La nueva ley de austeridad republicana pretende que las personas en el servicio público no puedan trabajar en el privado por diez años. Con el fin de evitar las “puertas giratorias” —el tránsito de puestos con conflictos de interés—, el Congreso le apuesta a dinamitar la entrada.
La solución, como en muchas acciones de gobierno, es errónea porque no identifica adecuadamente el problema, ni sus causas.
El manejo de información privilegiada y el conflicto de interés son problemas cuya causa principal es la falta de supervisión focalizada. La solución adoptada no es eficaz ni factible, porque no se requiere un contrato para facilitar datos estratégicos y es contraproducente para la formación de especialistas y expertos.
En países con democracias consolidadas, el sector público captura a los talentos jóvenes, quienes aceptan salarios bajos a cambio de la experiencia de atender asuntos relevantes. Cuando las condiciones de trabajo ya no alcanzan para retenerlos, migran a espacios con mejores remuneraciones. El camino inverso suele darse en la alta dirección pública, en la que el especialista privado desea aportar su expertise en temas de gran importancia para la sociedad. Ninguno de estos procesos de migración es esencialmente malo: si existe un control adecuado de los asuntos en los que la persona participa, la sinergia público-privada favorece a todos.
En síntesis, las puertas giratorias no son negativas en sí mismas —ya que favorecen la especialidad y mejora de aptitudes—, lo inadecuado es que el cambio de casacas se haga por intenciones corruptas.
Lo que causa el manejo de información privilegiada es la falta de supervisión específica: si un servidor público deja su cargo para trabajar con una de las entidades que antes regulaba, lo que se necesitan son controles y remedios.
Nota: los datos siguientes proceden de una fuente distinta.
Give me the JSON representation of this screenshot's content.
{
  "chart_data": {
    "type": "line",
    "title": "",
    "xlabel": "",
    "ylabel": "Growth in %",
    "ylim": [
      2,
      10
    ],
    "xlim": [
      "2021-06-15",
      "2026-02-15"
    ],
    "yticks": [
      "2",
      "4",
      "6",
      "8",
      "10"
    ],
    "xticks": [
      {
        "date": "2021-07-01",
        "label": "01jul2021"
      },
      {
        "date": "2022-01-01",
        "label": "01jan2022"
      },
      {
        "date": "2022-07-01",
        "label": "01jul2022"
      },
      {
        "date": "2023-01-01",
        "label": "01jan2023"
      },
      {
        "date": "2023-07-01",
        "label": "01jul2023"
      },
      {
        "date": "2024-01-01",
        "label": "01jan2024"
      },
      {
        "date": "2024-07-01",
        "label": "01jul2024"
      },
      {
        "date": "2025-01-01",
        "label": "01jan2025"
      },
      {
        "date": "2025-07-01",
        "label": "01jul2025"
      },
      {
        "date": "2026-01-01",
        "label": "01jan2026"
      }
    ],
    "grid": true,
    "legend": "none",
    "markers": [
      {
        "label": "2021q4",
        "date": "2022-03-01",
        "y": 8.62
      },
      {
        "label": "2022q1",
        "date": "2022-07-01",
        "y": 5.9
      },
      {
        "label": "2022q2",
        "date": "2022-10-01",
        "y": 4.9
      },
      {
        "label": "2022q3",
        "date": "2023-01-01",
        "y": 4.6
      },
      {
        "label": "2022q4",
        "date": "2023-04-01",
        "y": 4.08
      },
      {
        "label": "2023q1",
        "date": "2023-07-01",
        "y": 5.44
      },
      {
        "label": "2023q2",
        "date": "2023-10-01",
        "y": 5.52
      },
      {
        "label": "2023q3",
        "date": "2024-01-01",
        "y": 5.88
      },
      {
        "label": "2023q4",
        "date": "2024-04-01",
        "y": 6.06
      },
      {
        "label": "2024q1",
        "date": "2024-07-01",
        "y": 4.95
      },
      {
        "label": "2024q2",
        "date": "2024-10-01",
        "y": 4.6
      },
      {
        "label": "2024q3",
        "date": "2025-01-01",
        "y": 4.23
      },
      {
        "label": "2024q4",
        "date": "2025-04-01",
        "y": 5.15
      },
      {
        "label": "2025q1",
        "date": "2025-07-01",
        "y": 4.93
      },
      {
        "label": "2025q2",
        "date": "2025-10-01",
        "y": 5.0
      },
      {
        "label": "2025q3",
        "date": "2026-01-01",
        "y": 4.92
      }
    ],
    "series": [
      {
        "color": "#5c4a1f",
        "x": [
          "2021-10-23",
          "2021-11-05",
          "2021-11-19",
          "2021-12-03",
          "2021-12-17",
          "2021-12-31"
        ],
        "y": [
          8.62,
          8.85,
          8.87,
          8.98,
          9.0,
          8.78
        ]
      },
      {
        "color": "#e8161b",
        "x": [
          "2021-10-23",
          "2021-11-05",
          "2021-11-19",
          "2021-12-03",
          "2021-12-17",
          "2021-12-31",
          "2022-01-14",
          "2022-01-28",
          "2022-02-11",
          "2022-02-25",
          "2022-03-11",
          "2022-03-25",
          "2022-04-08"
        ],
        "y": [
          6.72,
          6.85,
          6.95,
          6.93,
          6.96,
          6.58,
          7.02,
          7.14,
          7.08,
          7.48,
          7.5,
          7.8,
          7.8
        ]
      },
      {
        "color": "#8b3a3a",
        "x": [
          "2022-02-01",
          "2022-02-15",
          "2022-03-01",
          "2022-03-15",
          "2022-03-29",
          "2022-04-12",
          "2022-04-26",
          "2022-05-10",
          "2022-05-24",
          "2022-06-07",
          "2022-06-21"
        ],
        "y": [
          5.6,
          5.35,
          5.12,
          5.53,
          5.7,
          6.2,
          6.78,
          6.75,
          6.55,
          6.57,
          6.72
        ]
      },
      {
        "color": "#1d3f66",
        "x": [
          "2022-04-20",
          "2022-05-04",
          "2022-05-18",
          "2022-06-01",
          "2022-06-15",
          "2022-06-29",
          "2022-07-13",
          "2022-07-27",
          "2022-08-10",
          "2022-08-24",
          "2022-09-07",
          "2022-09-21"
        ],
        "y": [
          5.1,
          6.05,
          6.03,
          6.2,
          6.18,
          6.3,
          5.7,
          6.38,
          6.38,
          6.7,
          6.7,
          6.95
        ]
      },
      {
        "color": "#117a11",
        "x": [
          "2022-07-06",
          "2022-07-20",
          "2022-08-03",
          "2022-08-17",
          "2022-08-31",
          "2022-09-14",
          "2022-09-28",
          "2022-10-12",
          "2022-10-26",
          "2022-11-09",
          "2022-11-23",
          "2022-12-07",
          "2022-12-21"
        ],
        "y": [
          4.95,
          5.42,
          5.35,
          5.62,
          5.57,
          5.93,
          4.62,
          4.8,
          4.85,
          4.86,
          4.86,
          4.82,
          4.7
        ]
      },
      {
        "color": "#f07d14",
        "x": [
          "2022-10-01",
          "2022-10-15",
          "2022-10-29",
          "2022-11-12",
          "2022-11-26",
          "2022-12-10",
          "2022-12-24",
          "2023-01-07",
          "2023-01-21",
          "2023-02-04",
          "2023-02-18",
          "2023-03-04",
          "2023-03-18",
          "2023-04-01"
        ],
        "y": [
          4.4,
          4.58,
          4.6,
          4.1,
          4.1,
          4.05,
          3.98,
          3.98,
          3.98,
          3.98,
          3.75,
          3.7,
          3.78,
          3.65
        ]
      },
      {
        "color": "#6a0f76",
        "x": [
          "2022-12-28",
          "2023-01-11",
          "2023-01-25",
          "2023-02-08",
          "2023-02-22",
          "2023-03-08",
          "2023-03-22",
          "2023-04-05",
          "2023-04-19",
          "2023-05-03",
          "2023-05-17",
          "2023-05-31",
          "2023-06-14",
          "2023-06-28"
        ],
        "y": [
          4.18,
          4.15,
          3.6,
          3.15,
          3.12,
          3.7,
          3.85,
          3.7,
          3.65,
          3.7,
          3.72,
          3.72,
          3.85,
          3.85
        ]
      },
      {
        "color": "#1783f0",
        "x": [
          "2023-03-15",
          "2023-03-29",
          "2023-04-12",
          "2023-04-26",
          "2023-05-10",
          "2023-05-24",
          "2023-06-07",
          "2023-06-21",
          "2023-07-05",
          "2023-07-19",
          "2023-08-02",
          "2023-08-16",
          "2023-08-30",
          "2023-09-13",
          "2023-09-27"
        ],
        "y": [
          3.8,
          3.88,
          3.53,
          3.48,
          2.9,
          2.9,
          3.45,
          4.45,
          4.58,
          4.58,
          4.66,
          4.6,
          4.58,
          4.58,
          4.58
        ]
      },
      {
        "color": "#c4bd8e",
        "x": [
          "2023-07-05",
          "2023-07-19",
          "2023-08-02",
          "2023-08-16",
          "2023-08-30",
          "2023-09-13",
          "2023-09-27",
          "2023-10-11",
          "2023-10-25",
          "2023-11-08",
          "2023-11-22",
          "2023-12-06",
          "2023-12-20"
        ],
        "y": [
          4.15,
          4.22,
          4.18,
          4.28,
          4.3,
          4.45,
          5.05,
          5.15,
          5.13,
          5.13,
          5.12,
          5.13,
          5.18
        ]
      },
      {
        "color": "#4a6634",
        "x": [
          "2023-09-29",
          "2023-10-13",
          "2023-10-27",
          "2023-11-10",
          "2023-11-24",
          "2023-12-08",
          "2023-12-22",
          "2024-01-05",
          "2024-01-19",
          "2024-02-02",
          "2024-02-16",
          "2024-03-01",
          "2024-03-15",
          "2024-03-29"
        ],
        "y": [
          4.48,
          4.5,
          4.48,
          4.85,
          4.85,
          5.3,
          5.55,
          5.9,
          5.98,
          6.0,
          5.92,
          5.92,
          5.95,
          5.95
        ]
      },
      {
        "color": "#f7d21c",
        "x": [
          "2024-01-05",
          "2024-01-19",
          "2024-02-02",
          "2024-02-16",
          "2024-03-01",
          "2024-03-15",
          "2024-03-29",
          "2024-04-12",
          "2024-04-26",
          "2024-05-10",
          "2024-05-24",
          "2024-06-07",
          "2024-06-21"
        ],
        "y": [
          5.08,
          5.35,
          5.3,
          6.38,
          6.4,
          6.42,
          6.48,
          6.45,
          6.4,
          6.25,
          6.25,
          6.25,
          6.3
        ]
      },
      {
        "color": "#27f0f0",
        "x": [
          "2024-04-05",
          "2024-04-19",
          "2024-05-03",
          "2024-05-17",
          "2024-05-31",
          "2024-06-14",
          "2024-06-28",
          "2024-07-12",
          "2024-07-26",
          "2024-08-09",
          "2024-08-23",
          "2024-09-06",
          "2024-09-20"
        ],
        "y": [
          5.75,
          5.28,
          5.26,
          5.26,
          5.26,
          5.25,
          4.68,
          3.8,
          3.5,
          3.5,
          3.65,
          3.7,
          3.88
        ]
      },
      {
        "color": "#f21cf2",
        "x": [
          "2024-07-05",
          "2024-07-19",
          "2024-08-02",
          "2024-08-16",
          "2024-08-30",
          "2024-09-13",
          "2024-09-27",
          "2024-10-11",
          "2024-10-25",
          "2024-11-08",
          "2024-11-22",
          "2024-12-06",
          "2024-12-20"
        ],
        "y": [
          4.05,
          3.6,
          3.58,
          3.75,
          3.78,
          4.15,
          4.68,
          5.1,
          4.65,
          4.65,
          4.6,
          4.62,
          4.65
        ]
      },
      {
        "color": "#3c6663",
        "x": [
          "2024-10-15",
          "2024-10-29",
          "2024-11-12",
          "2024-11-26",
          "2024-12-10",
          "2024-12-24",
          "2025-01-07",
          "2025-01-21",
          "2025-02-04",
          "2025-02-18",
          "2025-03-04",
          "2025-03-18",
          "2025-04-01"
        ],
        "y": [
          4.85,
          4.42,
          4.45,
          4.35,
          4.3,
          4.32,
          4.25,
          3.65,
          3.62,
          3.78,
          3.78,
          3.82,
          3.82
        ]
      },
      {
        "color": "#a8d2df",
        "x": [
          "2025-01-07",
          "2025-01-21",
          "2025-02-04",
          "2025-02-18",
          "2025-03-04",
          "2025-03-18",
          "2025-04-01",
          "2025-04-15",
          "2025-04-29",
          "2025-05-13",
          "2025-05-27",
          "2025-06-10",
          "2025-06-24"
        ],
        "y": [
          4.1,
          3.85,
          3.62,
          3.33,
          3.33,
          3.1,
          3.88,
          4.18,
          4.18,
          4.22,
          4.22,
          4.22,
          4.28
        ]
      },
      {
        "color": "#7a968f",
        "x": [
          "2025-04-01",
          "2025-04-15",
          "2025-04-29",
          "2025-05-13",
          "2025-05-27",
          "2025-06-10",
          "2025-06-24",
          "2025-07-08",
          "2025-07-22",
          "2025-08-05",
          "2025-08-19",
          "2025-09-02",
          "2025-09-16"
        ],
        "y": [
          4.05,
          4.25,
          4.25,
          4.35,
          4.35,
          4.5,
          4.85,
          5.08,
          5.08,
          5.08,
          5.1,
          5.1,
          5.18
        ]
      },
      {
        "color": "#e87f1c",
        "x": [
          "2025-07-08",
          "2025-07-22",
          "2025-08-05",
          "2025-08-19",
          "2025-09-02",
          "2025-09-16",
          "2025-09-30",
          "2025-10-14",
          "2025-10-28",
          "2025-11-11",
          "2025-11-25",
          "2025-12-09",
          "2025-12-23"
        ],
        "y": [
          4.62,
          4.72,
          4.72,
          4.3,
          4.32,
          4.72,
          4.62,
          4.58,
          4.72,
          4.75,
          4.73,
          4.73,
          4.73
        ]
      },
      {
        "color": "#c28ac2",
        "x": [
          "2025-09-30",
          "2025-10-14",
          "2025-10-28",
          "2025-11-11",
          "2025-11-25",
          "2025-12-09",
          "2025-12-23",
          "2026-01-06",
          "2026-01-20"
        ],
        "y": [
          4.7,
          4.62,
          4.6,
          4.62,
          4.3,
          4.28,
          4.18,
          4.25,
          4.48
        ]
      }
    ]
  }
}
Resulta más efectivo, para inhibir el uso abusivo de datos, las restricciones a participar en licitaciones o la nulidad de contratos, que crear senderos paralelos para las burocracias públicas y privadas.
De hecho, la prohibición de diez años para trabajar en empresas del sector, incentiva la corrupción. Como se señaló en los párrafos previos, el tráfico de información privilegiada no requiere de nombramientos: un café con un tip adecuado, remunerado con un Rolex Midas, un tiempo compartido en Bermudas o un Porsche Panamera, del que se entregan las llaves, no es tan fácil de detectar.
Otra consecuencia negativa de la prohibición es el desaliento a participar en el gobierno. Los más capaces y talentosos no encontrarán incentivos suficientes para trabajar en un lugar con malos sueldos y que les restringe cualquier probabilidad de mejora salarial y formativa durante una década. Por mero costo de oportunidad, los que opten por el servicio público serán los menos capaces, ya que los más aptos buscarán, desde el comienzo de sus carreras, la actividad privada. En consecuencia, el gobierno habrá perdido el acceso a las inteligencias tempranas que, hasta ahora, habían buscado espacios en la función pública.
La estrategia de tirar el agua sucia con todo y niño, tan común en la 4T, sólo evidencia el odio de clase de este gobierno: le irrita que las personas vivan cómodamente de su trabajo, de la misma forma que detesta que “quisieran hacer un Santa Fe” donde está el actual aeropuerto de la Ciudad de México o que reclamaron que —en su opinión— las instalaciones de Texcoco fueran a ser lujosas. Este gobierno confunde austeridad con miseria y estrechez, refleja su origen resentido en su discurso demagógico y aplica un criterio de igualdad execrable: que todos tengan condiciones de vida limitadas. Iguales sí, pero en la pobreza.
A los perjudicados por esta legislación les quedaría acudir al amparo, por violaciones flagrantes a la libertad de trabajo reconocida en el artículo quinto constitucional. No obstante, para los que se encuentran en los extremos, bien porque comienzan su vida profesional o porque ya tienen una experiencia consolidada, la ley de austeridad republicana es una pésima noticia, ya que resulta más barato no cruzar caminos que defenderse a punta de amparos.
Los gobiernos deben facilitar las actividades productivas, la calidad de vida y el crecimiento económico. Cada vez que obstaculizan alguna de estas cuestiones, demuestran su ineptitud y vocación a molestar a los ciudadanos. Una autoridad que solo estorba confirma su impertinencia: la demolición de las puertas giratorias es una evidencia incontestable de que no entienden que no entienden. Por el bien de México, lo mejor que pueden hacer esos congresistas es dejar de legislar: en su caso, ya es ventaja que no empeoren más las cosas.